そして一転、前菜の最後には、まぐろの脳天やブリのづけなど、濃厚なお造りが供され、これまでのアレノ氏の世界観ががらりと変わる。ここからは安田氏の独壇場だ。そこから14貫、小ぶりながら、攻めの握りが供される。まず初めに出されたのがアジ、続いてヒラメ、ノドグロ、シマアジなどと、季節のネタが続く。しゃりは心持ち柔らかな甘口で、精緻な仕事をした安田氏のネタを受け止め、かつ生かしている。握り方もほどよい圧で、口の中ではらりとほどけていく感覚がなんとも心地いい。
七輪で温めて甘味を増したボタンエビを、のりではさんで直接手渡しするなど、変化球にもわくわくさせられる。最後は大トロを揚げたエシャロットと生姜のすりおろしをはさんで握り、さらに、アレノ氏自らが、白トリュフをひらりと削るというまさに二人の合作。アレノ氏に聞いたところ、「大トロを他のネタより薄目に切るのを見て、生ハムを思い出したのです。で、これは!とインスピレーションがわき、香味野菜でアクセントをつけたところ、魅力が増しました。トリュフの香りが全体をまとめて華のある一貫に仕上がったことは言うまでもありません」と。まさにラビスの神髄ここにあり、の悶絶ものの美味しさだったことはいうまでもない。
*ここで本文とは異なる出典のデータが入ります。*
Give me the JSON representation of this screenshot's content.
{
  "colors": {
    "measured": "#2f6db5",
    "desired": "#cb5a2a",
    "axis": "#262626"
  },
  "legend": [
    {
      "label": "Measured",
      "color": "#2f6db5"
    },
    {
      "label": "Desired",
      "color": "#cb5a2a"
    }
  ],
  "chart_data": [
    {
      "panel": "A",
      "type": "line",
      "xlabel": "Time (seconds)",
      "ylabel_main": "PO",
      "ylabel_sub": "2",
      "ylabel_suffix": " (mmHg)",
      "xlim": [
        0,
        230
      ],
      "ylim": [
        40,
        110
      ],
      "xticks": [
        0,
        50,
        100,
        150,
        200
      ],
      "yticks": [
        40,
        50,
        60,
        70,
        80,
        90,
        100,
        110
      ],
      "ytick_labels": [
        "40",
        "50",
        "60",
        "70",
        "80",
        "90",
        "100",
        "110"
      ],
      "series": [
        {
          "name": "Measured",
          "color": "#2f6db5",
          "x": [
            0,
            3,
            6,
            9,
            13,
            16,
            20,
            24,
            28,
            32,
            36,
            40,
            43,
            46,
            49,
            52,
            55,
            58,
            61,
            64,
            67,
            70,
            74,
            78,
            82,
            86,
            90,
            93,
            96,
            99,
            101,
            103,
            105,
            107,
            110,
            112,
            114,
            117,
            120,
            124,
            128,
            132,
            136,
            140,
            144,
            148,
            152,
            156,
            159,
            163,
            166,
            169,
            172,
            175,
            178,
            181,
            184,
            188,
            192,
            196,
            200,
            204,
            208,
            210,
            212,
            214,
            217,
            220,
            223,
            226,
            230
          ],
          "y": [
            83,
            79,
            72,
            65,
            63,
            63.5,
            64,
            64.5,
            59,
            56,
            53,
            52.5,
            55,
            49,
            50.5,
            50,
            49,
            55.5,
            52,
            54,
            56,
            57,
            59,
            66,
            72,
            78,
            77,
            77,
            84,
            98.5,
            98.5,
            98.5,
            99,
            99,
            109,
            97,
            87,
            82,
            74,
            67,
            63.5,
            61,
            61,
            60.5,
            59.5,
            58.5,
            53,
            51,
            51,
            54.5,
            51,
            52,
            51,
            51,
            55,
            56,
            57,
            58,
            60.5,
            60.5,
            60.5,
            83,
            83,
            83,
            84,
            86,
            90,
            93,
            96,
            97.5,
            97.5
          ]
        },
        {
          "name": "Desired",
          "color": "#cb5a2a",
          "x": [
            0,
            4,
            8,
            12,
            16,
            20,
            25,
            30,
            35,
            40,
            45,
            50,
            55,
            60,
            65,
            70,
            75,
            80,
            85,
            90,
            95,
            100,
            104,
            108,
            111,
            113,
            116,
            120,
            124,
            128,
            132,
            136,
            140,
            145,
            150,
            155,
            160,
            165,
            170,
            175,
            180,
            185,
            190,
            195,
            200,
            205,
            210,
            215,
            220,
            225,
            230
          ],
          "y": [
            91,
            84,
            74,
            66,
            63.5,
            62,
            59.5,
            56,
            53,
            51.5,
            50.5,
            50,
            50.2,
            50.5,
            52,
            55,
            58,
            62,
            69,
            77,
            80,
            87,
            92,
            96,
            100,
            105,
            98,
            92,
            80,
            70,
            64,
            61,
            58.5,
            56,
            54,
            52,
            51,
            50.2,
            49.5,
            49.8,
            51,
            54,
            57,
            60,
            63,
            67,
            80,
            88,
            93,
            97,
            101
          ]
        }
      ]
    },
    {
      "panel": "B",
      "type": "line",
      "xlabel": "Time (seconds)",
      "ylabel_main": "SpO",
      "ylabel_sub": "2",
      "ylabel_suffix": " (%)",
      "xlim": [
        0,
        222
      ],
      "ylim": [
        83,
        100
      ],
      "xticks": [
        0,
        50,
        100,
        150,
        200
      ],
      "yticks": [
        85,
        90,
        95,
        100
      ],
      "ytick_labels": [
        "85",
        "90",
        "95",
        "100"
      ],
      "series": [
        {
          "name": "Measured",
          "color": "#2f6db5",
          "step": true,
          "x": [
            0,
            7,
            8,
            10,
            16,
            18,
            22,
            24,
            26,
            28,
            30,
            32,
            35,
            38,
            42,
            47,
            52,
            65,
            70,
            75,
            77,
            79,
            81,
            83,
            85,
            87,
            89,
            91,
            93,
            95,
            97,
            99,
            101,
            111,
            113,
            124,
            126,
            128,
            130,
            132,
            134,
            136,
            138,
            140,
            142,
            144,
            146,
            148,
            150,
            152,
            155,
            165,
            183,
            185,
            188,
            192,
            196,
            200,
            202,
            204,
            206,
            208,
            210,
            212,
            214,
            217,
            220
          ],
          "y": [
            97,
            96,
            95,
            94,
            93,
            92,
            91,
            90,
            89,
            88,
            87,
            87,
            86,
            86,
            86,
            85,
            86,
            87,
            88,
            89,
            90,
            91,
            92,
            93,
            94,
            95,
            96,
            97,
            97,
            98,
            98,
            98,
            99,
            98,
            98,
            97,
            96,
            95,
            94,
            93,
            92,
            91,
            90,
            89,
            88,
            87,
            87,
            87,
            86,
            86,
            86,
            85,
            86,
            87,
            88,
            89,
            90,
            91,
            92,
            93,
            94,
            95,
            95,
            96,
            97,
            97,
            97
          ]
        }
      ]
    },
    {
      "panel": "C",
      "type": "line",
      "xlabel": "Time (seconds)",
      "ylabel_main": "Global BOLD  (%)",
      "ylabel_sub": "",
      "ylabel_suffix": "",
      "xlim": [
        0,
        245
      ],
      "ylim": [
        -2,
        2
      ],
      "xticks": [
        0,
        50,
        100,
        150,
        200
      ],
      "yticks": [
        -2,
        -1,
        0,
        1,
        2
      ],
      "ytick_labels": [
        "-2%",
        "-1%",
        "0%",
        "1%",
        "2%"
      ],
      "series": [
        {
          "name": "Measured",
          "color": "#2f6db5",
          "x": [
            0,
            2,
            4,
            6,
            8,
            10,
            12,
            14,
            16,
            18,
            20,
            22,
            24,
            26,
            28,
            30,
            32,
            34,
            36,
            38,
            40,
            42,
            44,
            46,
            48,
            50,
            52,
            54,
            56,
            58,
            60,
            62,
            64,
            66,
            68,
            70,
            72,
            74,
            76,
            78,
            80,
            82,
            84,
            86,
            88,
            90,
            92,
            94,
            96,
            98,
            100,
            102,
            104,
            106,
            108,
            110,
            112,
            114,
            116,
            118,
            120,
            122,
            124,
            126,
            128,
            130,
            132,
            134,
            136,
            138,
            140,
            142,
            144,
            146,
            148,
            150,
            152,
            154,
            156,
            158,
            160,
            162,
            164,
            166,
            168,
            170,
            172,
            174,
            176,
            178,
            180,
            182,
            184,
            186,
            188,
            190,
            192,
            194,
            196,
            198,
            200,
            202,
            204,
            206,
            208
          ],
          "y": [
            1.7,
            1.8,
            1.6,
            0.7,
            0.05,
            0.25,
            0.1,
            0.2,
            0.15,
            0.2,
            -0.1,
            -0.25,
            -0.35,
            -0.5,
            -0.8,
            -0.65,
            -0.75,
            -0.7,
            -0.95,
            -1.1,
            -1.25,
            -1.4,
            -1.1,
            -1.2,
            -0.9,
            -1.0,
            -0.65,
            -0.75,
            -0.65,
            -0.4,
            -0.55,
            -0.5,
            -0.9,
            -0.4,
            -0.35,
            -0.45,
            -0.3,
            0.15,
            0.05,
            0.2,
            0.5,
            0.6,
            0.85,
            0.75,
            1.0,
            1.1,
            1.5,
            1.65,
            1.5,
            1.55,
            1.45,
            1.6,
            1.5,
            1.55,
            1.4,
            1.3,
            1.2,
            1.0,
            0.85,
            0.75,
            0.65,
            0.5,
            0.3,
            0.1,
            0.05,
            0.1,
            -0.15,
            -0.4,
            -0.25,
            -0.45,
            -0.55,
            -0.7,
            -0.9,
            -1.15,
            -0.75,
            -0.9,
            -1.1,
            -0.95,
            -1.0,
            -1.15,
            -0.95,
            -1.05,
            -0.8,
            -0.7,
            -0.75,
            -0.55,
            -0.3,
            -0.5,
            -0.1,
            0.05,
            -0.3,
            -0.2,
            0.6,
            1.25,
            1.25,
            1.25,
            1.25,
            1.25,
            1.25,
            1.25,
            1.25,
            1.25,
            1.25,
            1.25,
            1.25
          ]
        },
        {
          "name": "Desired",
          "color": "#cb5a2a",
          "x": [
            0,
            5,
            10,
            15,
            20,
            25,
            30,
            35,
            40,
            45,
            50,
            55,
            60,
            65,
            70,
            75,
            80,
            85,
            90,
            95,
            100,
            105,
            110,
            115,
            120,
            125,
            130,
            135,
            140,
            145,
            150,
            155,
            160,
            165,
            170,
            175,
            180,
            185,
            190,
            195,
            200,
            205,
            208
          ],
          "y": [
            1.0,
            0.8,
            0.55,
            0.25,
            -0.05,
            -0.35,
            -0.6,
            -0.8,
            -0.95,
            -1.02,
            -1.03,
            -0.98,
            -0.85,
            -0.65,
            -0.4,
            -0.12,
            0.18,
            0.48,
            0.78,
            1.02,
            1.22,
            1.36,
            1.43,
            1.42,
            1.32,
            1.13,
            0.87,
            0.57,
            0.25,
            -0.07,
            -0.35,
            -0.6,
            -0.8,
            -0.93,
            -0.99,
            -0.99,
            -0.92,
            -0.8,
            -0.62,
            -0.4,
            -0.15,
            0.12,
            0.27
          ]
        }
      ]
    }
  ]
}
そして赤だしに代わり、鶏と牛のコンソメをはさんでアレノ氏の作品である甘味=デザートへ向かう。寿司に合わせて考え抜かれたものばかり4皿だが、象徴的なのが、イチゴの砂糖釜(塩釜のように砂糖に卵白を混ぜて包んで焼く手法)にあおさのりを混ぜたもの。不思議にもイチゴの甘味が押さえられ、酸味が際だち、水菓子のごとく口直しにぴったりの品になるのだ。続いて味噌風味のジェラート。続いて液体窒素で紫蘇の葉をパリパリにした紫蘇の天ぷら。清涼感のある香りが際立ち、意外性に驚かされる。最後は海藻とジャスミンクリームのパイと、ぐっとフレンチに寄せた一皿だ。